Supplemental Results Index
When the supplemental index was first launched Google labeled the supplemental results. SEOs came up with hacks for figuring out how many supplemental results different websites had, and after they got popular Google disabled them and removed the supplemental results label.
Google has an auxiliary index where it stores some documents it may not trust enough to include in its regular index. Supplemental search results are used to provide search results when not enough regular search results are available. Why do sites get put in the supplemental results?
- Too much content for the amount of PageRank the site has. If a PR2 ite has 100,000 pages Google isn't going to index most of them.
- Newness. If a site is new and does not have many inbound links, some of its pages may end up in the supplemental results until the site builds up its popularity and ages a bit. This is typical for some new URLs that have not been crawled yet.

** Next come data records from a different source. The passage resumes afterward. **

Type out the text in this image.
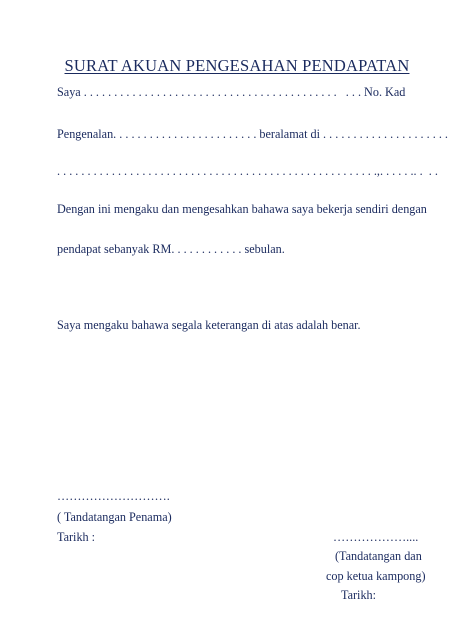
SURAT AKUAN PENGESAHAN PENDAPATAN
Saya . . . . . . . . . . . . . . . . . . . . . . . . . . . . . . . . . . . . . . . . . .   . . . No. Kad
Pengenalan. . . . . . . . . . . . . . . . . . . . . . . . beralamat di . . . . . . . . . . . . . . . . . . . . .
. . . . . . . . . . . . . . . . . . . . . . . . . . . . . . . . . . . . . . . . . . . . . . . . . . . . .,. . . . . .. .  . .
Dengan ini mengaku dan mengesahkan bahawa saya bekerja sendiri dengan
pendapat sebanyak RM. . . . . . . . . . . . sebulan.
Saya mengaku bahawa segala keterangan di atas adalah benar.
……………………….
( Tandatangan Penama)
Tarikh :	………………....
(Tandatangan dan
cop ketua kampong)
Tarikh:
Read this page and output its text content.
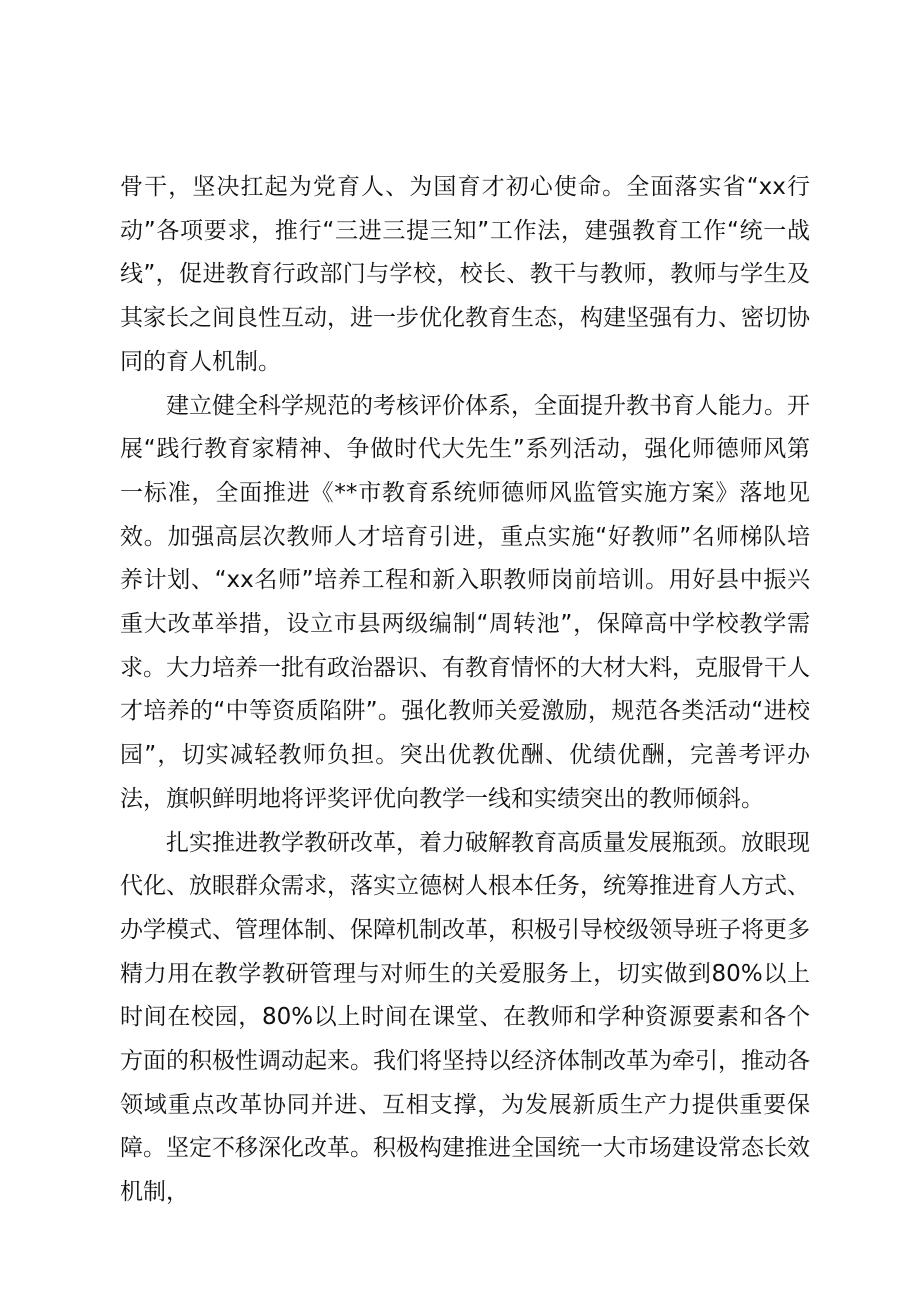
骨干，坚决扛起为党育人、为国育才初心使命。全面落实省“xx行动”各项要求，推行“三进三提三知”工作法，建强教育工作“统一战线”，促进教育行政部门与学校，校长、教干与教师，教师与学生及其家长之间良性互动，进一步优化教育生态，构建坚强有力、密切协同的育人机制。

建立健全科学规范的考核评价体系，全面提升教书育人能力。开展“践行教育家精神、争做时代大先生”系列活动，强化师德师风第一标准，全面推进《**市教育系统师德师风监管实施方案》落地见效。加强高层次教师人才培育引进，重点实施“好教师”名师梯队培养计划、“xx名师”培养工程和新入职教师岗前培训。用好县中振兴重大改革举措，设立市县两级编制“周转池”，保障高中学校教学需求。大力培养一批有政治器识、有教育情怀的大材大料，克服骨干人才培养的“中等资质陷阱”。强化教师关爱激励，规范各类活动“进校园”，切实减轻教师负担。突出优教优酬、优绩优酬，完善考评办法，旗帜鲜明地将评奖评优向教学一线和实绩突出的教师倾斜。

扎实推进教学教研改革，着力破解教育高质量发展瓶颈。放眼现代化、放眼群众需求，落实立德树人根本任务，统筹推进育人方式、办学模式、管理体制、保障机制改革，积极引导校级领导班子将更多精力用在教学教研管理与对师生的关爱服务上，切实做到80%以上时间在校园，80%以上时间在课堂、在教师和学种资源要素和各个方面的积极性调动起来。我们将坚持以经济体制改革为牵引，推动各领域重点改革协同并进、互相支撑，为发展新质生产力提供重要保障。坚定不移深化改革。积极构建推进全国统一大市场建设常态长效机制，
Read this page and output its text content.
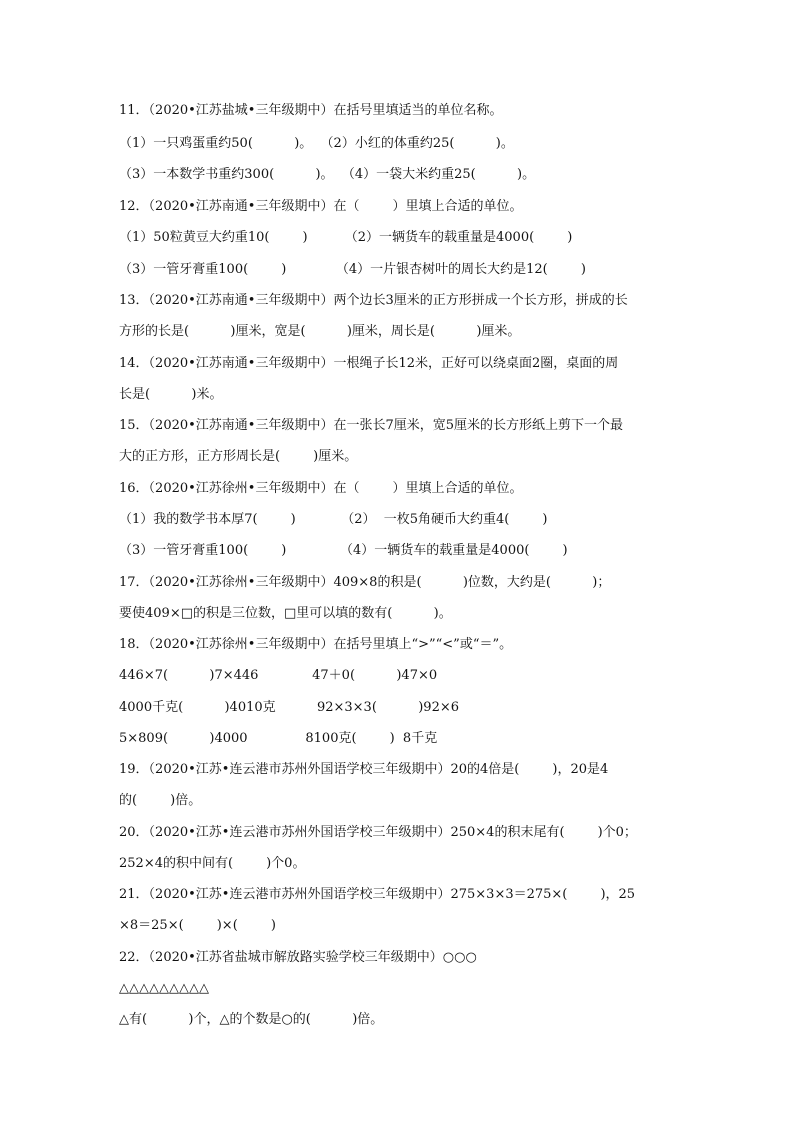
11．（2020•江苏盐城•三年级期中）在括号里填适当的单位名称。
（1）一只鸡蛋重约50(          )。  （2）小红的体重约25(          )。
（3）一本数学书重约300(          )。  （4）一袋大米约重25(          )。
12．（2020•江苏南通•三年级期中）在（        ）里填上合适的单位。
（1）50粒黄豆大约重10(        )         （2）一辆货车的载重量是4000(        )
（3）一管牙膏重100(        )            （4）一片银杏树叶的周长大约是12(        )
13．（2020•江苏南通•三年级期中）两个边长3厘米的正方形拼成一个长方形，拼成的长
方形的长是(          )厘米，宽是(          )厘米，周长是(          )厘米。
14．（2020•江苏南通•三年级期中）一根绳子长12米，正好可以绕桌面2圈，桌面的周
长是(          )米。
15．（2020•江苏南通•三年级期中）在一张长7厘米，宽5厘米的长方形纸上剪下一个最
大的正方形，正方形周长是(        )厘米。
16．（2020•江苏徐州•三年级期中）在（        ）里填上合适的单位。
（1）我的数学书本厚7(        )           （2）  一枚5角硬币大约重4(        )
（3）一管牙膏重100(        )             （4）一辆货车的载重量是4000(        )
17．（2020•江苏徐州•三年级期中）409×8的积是(          )位数，大约是(          )；
要使409×□的积是三位数，□里可以填的数有(          )。
18．（2020•江苏徐州•三年级期中）在括号里填上“>”“<”或“＝”。
446×7(          )7×446             47＋0(          )47×0
4000千克(          )4010克          92×3×3(          )92×6
5×809(          )4000              8100克(        )  8千克
19．（2020•江苏•连云港市苏州外国语学校三年级期中）20的4倍是(        )，20是4
的(        )倍。
20．（2020•江苏•连云港市苏州外国语学校三年级期中）250×4的积末尾有(        )个0；
252×4的积中间有(        )个0。
21．（2020•江苏•连云港市苏州外国语学校三年级期中）275×3×3＝275×(        )，25
×8＝25×(        )×(        )
22．（2020•江苏省盐城市解放路实验学校三年级期中）○○○
△△△△△△△△△
△有(          )个，△的个数是○的(          )倍。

- Duplicate content. For example, giving a search engine multiple URLs with the same content or a directory full of empty categories with near similar content on every page
- Too many variables in the URL
- Host was down when Google tried to crawl
- Too many low-quality outbound links
- Too many low-quality inbound links
- Any combination of the above
Since pages in the supplemental results are not trusted as much as pages in the regular index, it is likely that Google rarely crawls and places low or no weight on links from many of the pages in the supplemental results.
Originally posted 2008-05-29 00:12:06.